Key Takeaways

  • DeepMind’s rapid progress comes from combining Google’s talent and compute with a focused ‘startup’ execution.
  • Current AI systems, including large language models, lack continual learning capabilities after initial training.
  • True artificial general intelligence requires improved memory, long-term hierarchical planning, and overcoming “jagged intelligences.”
  • Founders building AI products must account for these existing limitations and plan for future, more adaptive systems.

The Missing Pieces of AGI: Continual Learning and Planning

Demis Hassabis, CEO of DeepMind, pulls no punches. While acknowledging the broad impact of AI, he points out critical gaps in current systems. He attributes DeepMind’s recent acceleration to a clear strategy: “assembling together all the ingredients we already had and then kind of pushing with relentless sort of focus and and and pace um acting almost like a startup really.” This approach has positioned them at the frontier.

However, Hassabis is quick to define what still lies ahead. The current generation of AI, particularly large language models, operates with significant constraints. A primary one is “continual learning.” He states, “These systems don’t learn after you finish training them, after you put them out into the into the world.” This means real-time adaptation and evolving knowledge are not inherent features, demanding constant retraining or workarounds.
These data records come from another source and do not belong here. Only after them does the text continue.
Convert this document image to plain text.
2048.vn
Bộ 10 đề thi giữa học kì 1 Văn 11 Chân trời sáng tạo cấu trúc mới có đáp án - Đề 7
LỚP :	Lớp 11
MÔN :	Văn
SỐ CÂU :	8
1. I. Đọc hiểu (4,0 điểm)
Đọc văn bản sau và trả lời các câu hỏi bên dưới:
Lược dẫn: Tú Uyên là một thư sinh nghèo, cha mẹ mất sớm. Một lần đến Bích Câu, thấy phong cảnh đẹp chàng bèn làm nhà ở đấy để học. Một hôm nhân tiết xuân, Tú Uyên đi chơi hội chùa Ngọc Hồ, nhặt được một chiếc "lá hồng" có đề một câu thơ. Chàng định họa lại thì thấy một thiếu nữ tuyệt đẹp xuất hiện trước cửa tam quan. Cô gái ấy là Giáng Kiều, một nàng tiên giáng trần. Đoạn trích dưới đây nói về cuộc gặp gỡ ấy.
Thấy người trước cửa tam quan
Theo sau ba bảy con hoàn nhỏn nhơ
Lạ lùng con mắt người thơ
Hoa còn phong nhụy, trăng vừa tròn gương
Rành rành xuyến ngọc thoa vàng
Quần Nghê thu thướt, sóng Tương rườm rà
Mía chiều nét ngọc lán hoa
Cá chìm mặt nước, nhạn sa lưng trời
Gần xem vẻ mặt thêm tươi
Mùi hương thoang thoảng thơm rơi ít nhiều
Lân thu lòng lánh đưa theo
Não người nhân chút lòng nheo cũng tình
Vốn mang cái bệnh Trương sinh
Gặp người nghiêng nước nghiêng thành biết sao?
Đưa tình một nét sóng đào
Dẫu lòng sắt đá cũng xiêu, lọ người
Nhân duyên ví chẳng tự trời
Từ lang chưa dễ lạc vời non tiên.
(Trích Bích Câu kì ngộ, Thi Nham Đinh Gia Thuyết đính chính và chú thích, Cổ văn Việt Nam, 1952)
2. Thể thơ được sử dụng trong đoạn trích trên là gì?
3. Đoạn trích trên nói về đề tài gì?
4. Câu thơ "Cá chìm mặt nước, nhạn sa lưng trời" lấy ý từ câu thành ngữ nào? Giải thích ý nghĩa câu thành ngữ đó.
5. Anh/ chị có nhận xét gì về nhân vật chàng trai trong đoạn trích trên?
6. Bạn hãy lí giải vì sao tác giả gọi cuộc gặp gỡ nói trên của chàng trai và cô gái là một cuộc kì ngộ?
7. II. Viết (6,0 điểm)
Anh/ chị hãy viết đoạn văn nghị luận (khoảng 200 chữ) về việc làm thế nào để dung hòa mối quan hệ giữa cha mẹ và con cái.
Beyond static learning, current AI struggles with foresight. Hassabis identifies the need for “long-term planning, you know, hierarchical planning. These systems are not very good at planning at long time horizons, you know, many years into the future.” They might excel at immediate tasks, but complex, multi-stage objectives remain out of reach for autonomous systems. The vision for future AI must include genuine strategic capability.

Finally, Hassabis coined the term “jagged intelligences.” He observes that current AI is “really amazing at certain things when you pose the question in a certain way but in if you pose a question in a slightly different way they can actually still fail at quite elementary things.” This brittleness means that even highly capable AI can break down with minor contextual shifts, a stark contrast to the robustness expected from a general intelligence.

What to Do With This

If you’re building an AI-powered product, design for the future, not just today’s models. Assume current AI is static and brittle. Start building your data infrastructure and feedback loops today to enable continual learning and adaptability for when those models become available. Do not architecturalize your product around the current “jagged” state of AI; plan for its evolution.